I use my Vibram FiveFingers the way that nature intended- to keep me from slipping off things like a paddleboard, surfboard, boat deck, you get the idea. But if you thought you would be a healthier, better runner and deserve money back on your FiveFingers’ purchase, well, then you deserve to be unfriended.
The 2009 book Born to Run and several “scientific” studies celebrated barefoot running. They dissed traditional running shoes and a new (stupid IMHO) trend was born. ‘Minimalist’ footwear sales grew by 303 percent between November 2010 and November 2012 and now makes up 10 percent of the $588 million U.S. running shoe market. If you bought a pair of FiveFingers then you bought into this trend. The shoe was not only favored by thousands when it hit the market but people still buy them for a variety of uses including everyday walking and standing. I remember seeing them on a massage therapist during a session as his feet danced around my table. “I will not be participating in this farce,” touted one FiveFingers fan. “FiveFingers are good shoes as long as you know what the hell you are doing. I have three pairs and use them for even long runs when I have built up enough tolerance for them. Good company. This lawsuit is a joke!”
The lawsuit claims that Vibram oversold the shoes’ abilities. Both Skechers and Reebok faced similar reproach after the Federal Trade Commission charged they had misled people about the weightloss and toning benefits of their shoes. The companies agreed to pay out $40 million and $25 million, respectively, to buyers. But those shoes were ugly and did nothing for your butt. I understand why the FTC might want to keep a lid on the sales of snake oil but just because their shoes didn’t work for you personally doesn’t mean you’ll prevail in an actual lawsuit. Just return the damn shoes to REI and move on. Vibram technically didn’t fraud anyone but defending themselves isn’t worth the battle. Unfortunately, if they went to court they would have to basically prove that barefoot running is better and, excuse the pun, the jury’s out on that one.

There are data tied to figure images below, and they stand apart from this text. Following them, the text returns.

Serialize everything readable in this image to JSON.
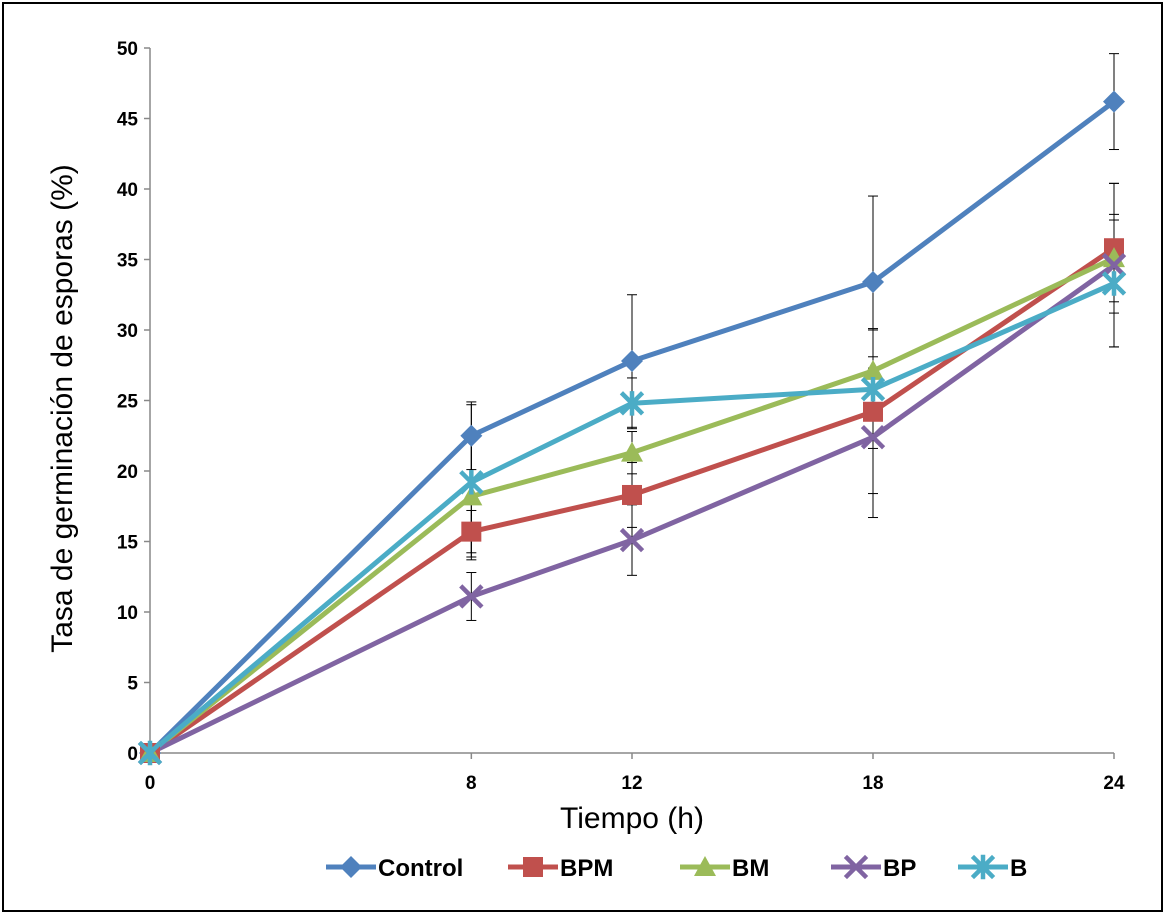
{
  "chart_data": {
    "type": "line",
    "x": [
      0,
      8,
      12,
      18,
      24
    ],
    "categories": [
      "0",
      "8",
      "12",
      "18",
      "24"
    ],
    "xlabel": "Tiempo (h)",
    "ylabel": "Tasa de germinación de esporas (%)",
    "ylim": [
      0,
      50
    ],
    "yticks": [
      "0",
      "5",
      "10",
      "15",
      "20",
      "25",
      "30",
      "35",
      "40",
      "45",
      "50"
    ],
    "grid": false,
    "legend_position": "bottom",
    "series": [
      {
        "name": "Control",
        "color": "#4f81bd",
        "marker": "diamond",
        "values": [
          0,
          22.5,
          27.8,
          33.4,
          46.2
        ],
        "error": [
          0,
          2.4,
          4.7,
          6.1,
          3.4
        ]
      },
      {
        "name": "BPM",
        "color": "#c0504d",
        "marker": "square",
        "values": [
          0,
          15.7,
          18.3,
          24.2,
          35.8
        ],
        "error": [
          0,
          1.5,
          2.3,
          5.8,
          4.6
        ]
      },
      {
        "name": "BM",
        "color": "#9bbb59",
        "marker": "triangle",
        "values": [
          0,
          18.2,
          21.3,
          27.1,
          35.1
        ],
        "error": [
          0,
          4.3,
          1.5,
          3.0,
          3.1
        ]
      },
      {
        "name": "BP",
        "color": "#8064a2",
        "marker": "x",
        "values": [
          0,
          11.1,
          15.1,
          22.4,
          34.6
        ],
        "error": [
          0,
          1.7,
          2.5,
          5.7,
          5.8
        ]
      },
      {
        "name": "B",
        "color": "#4bacc6",
        "marker": "star",
        "values": [
          0,
          19.2,
          24.8,
          25.8,
          33.3
        ],
        "error": [
          0,
          5.5,
          1.8,
          4.2,
          4.5
        ]
      }
    ]
  }
}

If you do happen to own a pair of FiveFingers you can do one of FiveThings:
- Submit a Claim Form by Sept. 24, 2014, and probably get between $25-50 per pair depending on how many boneheads want a buck (the overall settlement will be divided among all the claimants;
- Exclude Yourself from the case by Aug. 15, 2014
- Object to the Settlement, in writing, and served by Aug. 15, 2014; (too much work!)
- Go to a Hearing by submitting a notice of Intention to Appear form, in writing, and file it with the Court on or before August 15, 2014; (again, too much work.)
- Do Nothing
Of course you can also go out and buy yourself a new pair on sale. They really are great water shoes!